Souffrant d’un déficit d’attractivité, la cybersécurité est confrontée à une pénurie de main d’œuvre, les entreprises ayant toutes les peines du monde à attirer dans leur giron de nouveaux talents. A fortiori des femmes. Le taux de représentation dépasse à peine les 10%.
« Tout le gouvernement est mobilisé sur la question de l’orientation des filles dans les filières du numérique. Nous sommes en pleine période d’orientation et nous vous implorons, mesdemoiselles, mesdames de vous orienter vers des filières numériques ! « . Cette supplique n’a rien du hasard. Elle a été poussée de concert par Marlène Schiappa, secrétaire d’Etat à l’Egalité Femmes-Hommes, et Mounir Mahjoubi, secrétaire d’Etat au numérique en mai dernier, les deux jeunes ministres déplorant la désaffection des filles pour ces cursus pourtant en demande permanente de forces vives. Quelques chiffres pour mesurer l’ampleur de la tâche à accomplir. Selon les données dévoilées par le Syntec numérique (premier syndicat de l’écosystème numérique hexagonale), les femmes ne montrent que peu d’attrait et d’engouement pour les activités inhérentes au numérique. Elles ne représentent que 27% des employées du secteur.

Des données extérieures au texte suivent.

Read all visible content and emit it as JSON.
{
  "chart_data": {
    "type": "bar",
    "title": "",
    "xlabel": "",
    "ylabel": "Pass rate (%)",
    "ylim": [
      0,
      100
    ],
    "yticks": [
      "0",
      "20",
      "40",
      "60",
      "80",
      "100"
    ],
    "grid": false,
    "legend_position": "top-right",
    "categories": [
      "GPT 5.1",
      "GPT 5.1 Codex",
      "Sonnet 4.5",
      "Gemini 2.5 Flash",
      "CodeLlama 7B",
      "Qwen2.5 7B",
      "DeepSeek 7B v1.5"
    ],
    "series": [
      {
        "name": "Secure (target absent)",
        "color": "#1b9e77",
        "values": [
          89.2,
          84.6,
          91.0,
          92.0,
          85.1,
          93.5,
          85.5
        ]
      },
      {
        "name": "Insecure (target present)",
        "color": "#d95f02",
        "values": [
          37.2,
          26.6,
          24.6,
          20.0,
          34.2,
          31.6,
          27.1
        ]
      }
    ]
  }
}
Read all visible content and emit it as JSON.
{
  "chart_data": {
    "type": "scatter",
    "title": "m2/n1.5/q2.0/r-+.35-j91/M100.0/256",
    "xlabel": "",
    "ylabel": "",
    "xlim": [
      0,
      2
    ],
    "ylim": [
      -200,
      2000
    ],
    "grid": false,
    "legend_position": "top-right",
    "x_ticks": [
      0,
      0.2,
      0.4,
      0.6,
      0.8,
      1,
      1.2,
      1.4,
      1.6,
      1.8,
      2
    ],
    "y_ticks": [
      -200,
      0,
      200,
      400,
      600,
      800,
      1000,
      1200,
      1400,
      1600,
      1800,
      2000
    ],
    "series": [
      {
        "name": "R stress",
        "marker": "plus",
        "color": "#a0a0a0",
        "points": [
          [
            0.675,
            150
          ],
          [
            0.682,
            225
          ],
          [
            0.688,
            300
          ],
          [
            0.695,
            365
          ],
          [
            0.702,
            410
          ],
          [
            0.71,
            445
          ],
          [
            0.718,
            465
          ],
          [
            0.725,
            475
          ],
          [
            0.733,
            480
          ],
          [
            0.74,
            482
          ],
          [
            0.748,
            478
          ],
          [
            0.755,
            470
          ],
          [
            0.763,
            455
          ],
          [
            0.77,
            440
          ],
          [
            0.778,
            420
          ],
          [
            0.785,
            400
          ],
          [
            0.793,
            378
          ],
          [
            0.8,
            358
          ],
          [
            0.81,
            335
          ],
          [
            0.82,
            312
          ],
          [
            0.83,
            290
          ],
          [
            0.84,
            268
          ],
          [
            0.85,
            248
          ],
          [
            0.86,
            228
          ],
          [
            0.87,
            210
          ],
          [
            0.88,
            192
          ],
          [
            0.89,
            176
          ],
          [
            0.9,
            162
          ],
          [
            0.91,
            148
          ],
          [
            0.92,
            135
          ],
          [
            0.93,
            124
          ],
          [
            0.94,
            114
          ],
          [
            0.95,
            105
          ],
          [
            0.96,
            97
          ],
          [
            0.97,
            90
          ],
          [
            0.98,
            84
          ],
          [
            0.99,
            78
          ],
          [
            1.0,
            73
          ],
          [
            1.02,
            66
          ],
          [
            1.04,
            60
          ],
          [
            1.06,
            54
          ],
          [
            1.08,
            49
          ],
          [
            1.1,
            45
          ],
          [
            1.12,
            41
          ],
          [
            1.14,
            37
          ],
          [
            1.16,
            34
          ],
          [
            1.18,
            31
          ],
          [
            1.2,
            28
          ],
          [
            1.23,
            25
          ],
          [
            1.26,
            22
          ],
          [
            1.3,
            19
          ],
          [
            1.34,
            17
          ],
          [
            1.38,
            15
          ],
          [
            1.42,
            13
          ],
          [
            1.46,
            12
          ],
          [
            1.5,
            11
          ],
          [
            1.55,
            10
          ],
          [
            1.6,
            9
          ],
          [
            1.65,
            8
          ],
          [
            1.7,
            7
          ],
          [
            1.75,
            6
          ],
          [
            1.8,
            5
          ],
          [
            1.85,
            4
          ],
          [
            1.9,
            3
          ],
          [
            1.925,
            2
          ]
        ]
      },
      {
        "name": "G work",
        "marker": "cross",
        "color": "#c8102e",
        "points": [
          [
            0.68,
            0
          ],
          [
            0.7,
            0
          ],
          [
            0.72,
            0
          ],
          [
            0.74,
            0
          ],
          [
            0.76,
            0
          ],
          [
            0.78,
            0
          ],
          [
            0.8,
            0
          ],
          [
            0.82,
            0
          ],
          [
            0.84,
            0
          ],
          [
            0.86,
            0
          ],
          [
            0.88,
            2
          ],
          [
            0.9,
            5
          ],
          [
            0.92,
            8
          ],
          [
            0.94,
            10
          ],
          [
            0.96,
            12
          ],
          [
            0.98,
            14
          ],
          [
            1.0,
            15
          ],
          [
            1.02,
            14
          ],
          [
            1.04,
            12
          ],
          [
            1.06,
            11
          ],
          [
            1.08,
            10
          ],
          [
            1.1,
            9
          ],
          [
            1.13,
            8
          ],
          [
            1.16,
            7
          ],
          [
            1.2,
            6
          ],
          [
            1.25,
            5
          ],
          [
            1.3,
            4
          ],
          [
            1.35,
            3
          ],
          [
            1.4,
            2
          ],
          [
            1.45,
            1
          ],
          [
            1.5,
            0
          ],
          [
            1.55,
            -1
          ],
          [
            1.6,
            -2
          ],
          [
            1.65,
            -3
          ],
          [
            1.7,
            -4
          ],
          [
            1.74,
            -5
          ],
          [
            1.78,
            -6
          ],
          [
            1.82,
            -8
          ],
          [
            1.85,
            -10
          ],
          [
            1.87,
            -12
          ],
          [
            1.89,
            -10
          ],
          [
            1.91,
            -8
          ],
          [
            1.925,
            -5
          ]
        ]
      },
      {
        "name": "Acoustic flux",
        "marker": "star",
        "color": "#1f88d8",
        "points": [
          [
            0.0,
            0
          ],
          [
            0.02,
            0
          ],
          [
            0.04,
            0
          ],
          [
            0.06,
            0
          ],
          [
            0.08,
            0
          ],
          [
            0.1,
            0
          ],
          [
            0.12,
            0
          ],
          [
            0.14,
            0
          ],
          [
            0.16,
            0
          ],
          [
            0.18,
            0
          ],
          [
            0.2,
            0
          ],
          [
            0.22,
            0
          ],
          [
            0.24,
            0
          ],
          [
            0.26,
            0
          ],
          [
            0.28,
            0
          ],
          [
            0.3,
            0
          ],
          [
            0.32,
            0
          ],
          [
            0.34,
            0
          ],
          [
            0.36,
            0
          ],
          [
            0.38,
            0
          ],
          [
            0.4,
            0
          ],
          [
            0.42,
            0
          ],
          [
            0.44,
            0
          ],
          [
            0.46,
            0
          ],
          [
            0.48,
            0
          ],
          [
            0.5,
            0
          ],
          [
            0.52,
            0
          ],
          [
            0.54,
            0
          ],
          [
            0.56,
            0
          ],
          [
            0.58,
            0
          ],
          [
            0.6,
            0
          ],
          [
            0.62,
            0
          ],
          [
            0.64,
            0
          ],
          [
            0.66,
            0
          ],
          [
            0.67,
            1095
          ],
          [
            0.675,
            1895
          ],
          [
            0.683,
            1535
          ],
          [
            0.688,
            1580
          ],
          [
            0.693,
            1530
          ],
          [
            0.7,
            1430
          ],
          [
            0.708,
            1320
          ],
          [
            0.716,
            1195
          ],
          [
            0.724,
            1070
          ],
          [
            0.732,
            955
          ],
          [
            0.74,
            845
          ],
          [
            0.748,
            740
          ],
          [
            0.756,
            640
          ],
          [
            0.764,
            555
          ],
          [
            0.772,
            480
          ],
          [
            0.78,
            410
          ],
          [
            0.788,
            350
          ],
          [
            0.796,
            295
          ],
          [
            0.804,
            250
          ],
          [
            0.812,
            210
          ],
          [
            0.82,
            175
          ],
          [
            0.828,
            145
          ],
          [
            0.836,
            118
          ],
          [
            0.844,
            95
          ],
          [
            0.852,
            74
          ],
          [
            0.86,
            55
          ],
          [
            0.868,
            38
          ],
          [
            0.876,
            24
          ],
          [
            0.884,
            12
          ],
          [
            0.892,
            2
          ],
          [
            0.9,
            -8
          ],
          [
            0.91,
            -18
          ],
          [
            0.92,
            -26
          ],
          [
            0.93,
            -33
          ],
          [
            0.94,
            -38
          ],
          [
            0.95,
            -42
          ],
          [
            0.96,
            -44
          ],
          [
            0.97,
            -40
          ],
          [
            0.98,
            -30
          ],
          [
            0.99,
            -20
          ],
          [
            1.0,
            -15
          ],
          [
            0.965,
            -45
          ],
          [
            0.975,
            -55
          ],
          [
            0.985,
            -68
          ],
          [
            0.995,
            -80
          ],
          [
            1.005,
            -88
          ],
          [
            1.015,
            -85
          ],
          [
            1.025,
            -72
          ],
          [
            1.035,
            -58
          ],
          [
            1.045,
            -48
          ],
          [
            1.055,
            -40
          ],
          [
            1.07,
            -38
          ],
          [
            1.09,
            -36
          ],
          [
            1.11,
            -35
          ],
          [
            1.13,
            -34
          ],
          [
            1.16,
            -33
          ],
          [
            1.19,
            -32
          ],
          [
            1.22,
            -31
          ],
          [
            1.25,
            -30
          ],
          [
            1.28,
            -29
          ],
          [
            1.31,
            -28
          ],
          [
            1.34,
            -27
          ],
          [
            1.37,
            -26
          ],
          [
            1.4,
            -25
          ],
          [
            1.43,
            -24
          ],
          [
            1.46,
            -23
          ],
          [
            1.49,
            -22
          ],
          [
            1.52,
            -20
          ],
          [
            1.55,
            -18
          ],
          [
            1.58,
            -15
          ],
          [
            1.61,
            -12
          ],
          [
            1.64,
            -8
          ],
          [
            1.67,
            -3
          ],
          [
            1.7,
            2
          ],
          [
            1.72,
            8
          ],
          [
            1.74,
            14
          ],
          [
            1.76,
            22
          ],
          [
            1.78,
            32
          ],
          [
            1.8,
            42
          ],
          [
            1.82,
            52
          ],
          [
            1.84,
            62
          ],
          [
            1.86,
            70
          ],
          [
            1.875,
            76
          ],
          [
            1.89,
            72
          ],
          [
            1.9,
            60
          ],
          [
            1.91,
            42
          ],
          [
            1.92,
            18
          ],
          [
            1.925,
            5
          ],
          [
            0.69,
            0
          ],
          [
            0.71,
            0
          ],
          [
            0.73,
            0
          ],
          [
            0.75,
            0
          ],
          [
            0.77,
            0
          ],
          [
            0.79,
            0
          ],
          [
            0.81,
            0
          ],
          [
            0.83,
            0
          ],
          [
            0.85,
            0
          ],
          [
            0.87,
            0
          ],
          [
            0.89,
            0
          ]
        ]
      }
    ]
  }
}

Ce taux plonge à 11% en ce qui concerne plus spécifiquement la cybersécurité. Kaspersky Lab, acteur de renommée mondiale, s’est penché sur cette dramatique tendance et tente de poser un diagnostic, condition sine qua non à l’élaboration de propositions pour enrayer cette dynamique inquiétante. Premier enseignement de cette étude : si les femmes renoncent très tôt à faire carrière dans la cybersécurité, c’est avant tout par un manque d’informations suffisantes. En effet, 71% des jeunes ignorent qu’il existe des possibilités de diplômes spécialisés en cybersécurité. Edifiant. Pour tenter de remédier à cette situation, la nouvelle directrice générale Europe de Kaspersky, Iljana Vavan, déroule sa « feuille de route » pour inciter les jeunes femmes à rejoindre ces filières encore trop méconnues. Une « recette » pour le moins détonante. « On ne se rend pas compte à quel point il est « cool » de coder un appareil. Traditionnellement, une petite fille est habillée en rose et on lui donne une poupée Barbie. La clé de l’histoire est très simple : changeons les jouets que l’on donne aux filles, pour changer la position de la femme dans la société ».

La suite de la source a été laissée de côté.